One legitimate worry that people talk about often is the fact that an OBD2 will consume your vehicle’s battery, and that’s is true. However, unless you worry about how much battery your car’s windshield wipers consume, you probably shouldn’t worry.
The fact that most OBD2 scanners are designed to conserve battery also helps matters. So, if your insurance company requires you to plug in an OBD2 scanner at all times, you shouldn’t think twice before doing that.
What Happens When You Clear Codes on a Car?
An OBD2 scanner can do a lot of things, and one of them is clearing error codes from your car’s computer. While this practice may seem unnecessary, it’s something that you may need to do at a point in time.
While clearing the error codes will erase it from the scanner and the car’s computer, one thing it can’t do is solve the origin problem. Clearing the codes is simply masking the problem; it will come back sooner or later, even worse, if it’s a compounding problem.
Unless you need to, it’s recommended to never erase the error codes on your car’s computer using an OBD2 scanner or anything else. Doing this won’t only erase that data, it will also erase the log of errors that your car’s onboard diagnostics system has been keeping over the long term.
If you don’t know the consequences of that, the short answer is that it makes your car much more difficult to repair. When your car is challenging work for the auto mechanic, it automatically becomes a more expensive repair which becomes a lose-lose situation.
If the OBD2 scanner can’t tell the problem with your car, they may have to run a full diagnostics test. You’ll need to pay for the test separately, which builds up to more expenses in the long run.
Why My Car Won’t Start After Using OBD2
An OBD2 system can do many things on your car, but causing it not to start is certainly not one of them. If your car is refusing to start immediately after you connected an OBD2 scanner, it’s almost always a coincidence, except that it’s not very surprising.

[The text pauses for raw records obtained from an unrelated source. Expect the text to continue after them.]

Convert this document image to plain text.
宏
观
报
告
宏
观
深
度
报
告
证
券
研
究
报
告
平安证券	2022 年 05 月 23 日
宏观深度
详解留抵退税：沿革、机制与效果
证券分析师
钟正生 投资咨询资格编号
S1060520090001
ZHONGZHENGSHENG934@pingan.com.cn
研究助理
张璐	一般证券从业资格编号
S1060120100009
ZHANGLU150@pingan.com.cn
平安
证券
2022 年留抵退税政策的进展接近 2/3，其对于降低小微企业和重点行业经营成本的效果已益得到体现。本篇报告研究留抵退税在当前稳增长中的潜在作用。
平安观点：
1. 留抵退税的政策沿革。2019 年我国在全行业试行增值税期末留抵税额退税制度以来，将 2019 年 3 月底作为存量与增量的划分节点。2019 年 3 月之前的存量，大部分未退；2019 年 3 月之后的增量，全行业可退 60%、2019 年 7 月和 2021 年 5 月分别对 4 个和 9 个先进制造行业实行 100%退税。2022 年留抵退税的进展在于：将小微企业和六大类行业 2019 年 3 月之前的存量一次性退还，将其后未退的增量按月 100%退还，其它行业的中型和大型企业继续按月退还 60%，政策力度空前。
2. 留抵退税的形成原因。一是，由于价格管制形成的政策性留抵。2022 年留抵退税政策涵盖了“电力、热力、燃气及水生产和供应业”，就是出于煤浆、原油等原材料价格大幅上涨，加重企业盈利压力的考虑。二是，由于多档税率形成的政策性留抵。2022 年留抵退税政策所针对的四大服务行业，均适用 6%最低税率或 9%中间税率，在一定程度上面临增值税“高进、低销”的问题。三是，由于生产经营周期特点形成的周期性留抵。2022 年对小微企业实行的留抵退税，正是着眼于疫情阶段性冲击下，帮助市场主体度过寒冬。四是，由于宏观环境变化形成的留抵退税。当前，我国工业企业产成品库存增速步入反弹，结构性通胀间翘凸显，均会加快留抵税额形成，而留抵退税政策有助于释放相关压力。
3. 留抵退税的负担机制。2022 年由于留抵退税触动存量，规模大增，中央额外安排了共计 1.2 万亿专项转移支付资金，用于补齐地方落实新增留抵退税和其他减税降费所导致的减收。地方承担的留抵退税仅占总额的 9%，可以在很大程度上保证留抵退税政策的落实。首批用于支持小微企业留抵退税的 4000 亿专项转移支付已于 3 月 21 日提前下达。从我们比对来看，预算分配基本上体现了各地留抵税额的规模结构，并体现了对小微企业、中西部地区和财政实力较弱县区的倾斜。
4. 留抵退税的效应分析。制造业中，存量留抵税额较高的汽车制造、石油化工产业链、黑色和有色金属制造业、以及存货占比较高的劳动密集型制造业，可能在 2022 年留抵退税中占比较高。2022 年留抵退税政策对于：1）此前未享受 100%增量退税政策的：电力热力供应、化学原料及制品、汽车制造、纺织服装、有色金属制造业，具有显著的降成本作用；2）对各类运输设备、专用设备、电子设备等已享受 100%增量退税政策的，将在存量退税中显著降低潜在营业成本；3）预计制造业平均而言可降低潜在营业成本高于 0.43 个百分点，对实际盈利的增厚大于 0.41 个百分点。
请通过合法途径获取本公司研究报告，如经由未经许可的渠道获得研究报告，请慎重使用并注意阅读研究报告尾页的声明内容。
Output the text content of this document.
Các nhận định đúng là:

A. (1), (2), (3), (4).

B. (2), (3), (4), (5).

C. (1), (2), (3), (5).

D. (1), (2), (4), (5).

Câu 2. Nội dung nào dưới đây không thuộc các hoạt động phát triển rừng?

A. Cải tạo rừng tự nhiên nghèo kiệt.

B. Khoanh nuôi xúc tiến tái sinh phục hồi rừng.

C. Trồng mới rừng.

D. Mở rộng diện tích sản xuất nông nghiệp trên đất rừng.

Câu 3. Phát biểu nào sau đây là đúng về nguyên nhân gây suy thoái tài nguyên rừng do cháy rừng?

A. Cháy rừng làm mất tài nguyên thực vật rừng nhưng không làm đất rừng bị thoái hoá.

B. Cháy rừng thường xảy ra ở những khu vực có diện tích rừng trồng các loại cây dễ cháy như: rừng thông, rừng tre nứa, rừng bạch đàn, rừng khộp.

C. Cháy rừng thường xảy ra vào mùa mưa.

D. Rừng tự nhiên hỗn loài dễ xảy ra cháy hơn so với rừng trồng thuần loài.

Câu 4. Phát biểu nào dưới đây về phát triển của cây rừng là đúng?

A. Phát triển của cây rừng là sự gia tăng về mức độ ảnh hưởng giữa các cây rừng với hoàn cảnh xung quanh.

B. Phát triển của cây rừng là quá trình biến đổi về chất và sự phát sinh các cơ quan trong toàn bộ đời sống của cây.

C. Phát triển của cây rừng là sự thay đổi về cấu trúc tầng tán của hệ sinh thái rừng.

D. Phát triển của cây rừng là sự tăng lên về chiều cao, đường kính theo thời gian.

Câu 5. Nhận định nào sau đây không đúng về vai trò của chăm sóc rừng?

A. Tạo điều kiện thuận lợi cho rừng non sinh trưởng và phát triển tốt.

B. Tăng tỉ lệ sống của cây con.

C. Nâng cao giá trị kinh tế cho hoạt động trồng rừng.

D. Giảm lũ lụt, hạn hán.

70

Most people won’t connect an OBD2 to their vehicles unless there is a problem. It can be that the severity of the problem has been accumulating gradually, only to come at full force when you connected the scanner.
If your car won’t start after you connected an OBD2 scanner, you can use the output information to determine the problem. If that’s impossible for a reason, you may want to try common troubleshooting steps to get your car back on its tires.
Before fretting, you may want to check if you aren’t out of gas. While it may sound too easy to solve the problem, there have been several cases of people who spent several hours trying to troubleshoot a car with an empty tank.
If you’re sure that there’s enough gas to start the car, you should consider inviting a professional to check out the car. If you haven’t cleared the error codes on your OBD2 scanner, it may also help in finding a solution to the problem.